Après avoir pris congé de Marjorie, Roald Few se rendit chez les autres locataires de Opal Hill. Les demoiselles Chapelside lui montrèrent des photographies de leur domicile terrien et lui demandèrent d’en réaliser la copie la plus fidèle possible. Les messieurs installés dans la grande dépendance aspiraient à la simplicité. Le salon, dans son extrême dépouillement, leur plaisait et devait demeurer tel quel, sauf qu’il fallait disposer en son centre deux rangées de sièges et de prie-Dieu, face à l’autel. Le Père James soumit quelques croquis à l’approbation de son supérieur. Ils furent confiés à l’artisan.

— Comment doit-on vous appeler ? demanda celui-ci. Vous êtes ecclésiastiques, je le vois bien, mais si vous avez l’habitude d’être désignés par un titre particulier, il vaudrait mieux que je le sache, avant de commettre une bévue.

— Nous sommes membres du clergé catholique, déclara l’aîné des deux prêtres. Je suis le Père Sandoval, voici le Père James. Sa mère n’est autre que la sœur de Son Excellence Roderigo Yrarier. « Père » c’est le titre que l’on nous donne couramment, si cette marque de respect n’offense pas vos habitudes.

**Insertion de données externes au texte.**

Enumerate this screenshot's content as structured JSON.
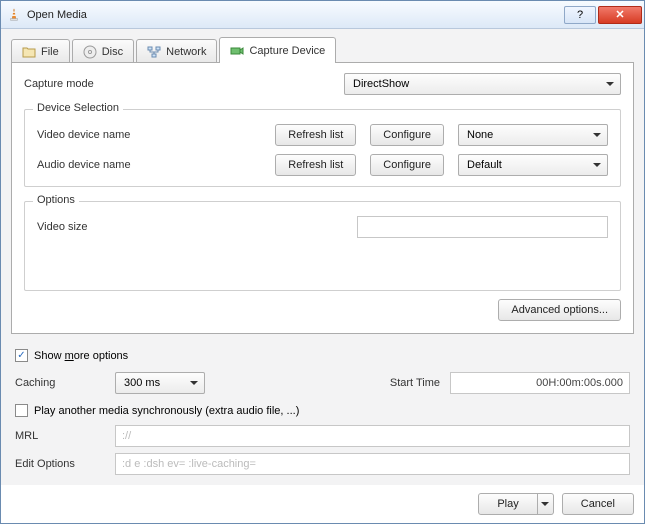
{
  "window": {
    "title": "Open Media"
  },
  "tabs": {
    "file": "File",
    "disc": "Disc",
    "network": "Network",
    "capture": "Capture Device"
  },
  "capture": {
    "mode_label": "Capture mode",
    "mode_value": "DirectShow",
    "device_selection_legend": "Device Selection",
    "video_device_label": "Video device name",
    "audio_device_label": "Audio device name",
    "refresh_label": "Refresh list",
    "configure_label": "Configure",
    "video_device_value": "None",
    "audio_device_value": "Default",
    "options_legend": "Options",
    "video_size_label": "Video size",
    "video_size_value": "",
    "advanced_label": "Advanced options..."
  },
  "more": {
    "show_more_label": "Show more options",
    "show_more_checked": true,
    "caching_label": "Caching",
    "caching_value": "300 ms",
    "start_time_label": "Start Time",
    "start_time_value": "00H:00m:00s.000",
    "play_sync_label": "Play another media synchronously (extra audio file, ...)",
    "play_sync_checked": false,
    "mrl_label": "MRL",
    "mrl_value": "://",
    "edit_options_label": "Edit Options",
    "edit_options_value": ":d                         e :dsh          ev=  :live-caching="
  },
  "footer": {
    "play": "Play",
    "cancel": "Cancel"
  }
}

Tolérance de pure convention, l’autorité de la voix insinuant que, pour le mécréant de la Prairie, il n’était d’autre parti possible. Roald Few soutint sans sourciller le regard sévère du Père Sandoval.

— Dans ma profession, on se doit d’avoir l’esprit ouvert, dit-il simplement. Vous m’auriez demandé de vous appeler « Mon Oncle », que je n’y aurais pas vu d’inconvénient. « Ma Tante », voilà qui m’aurait peut-être fait tiquer.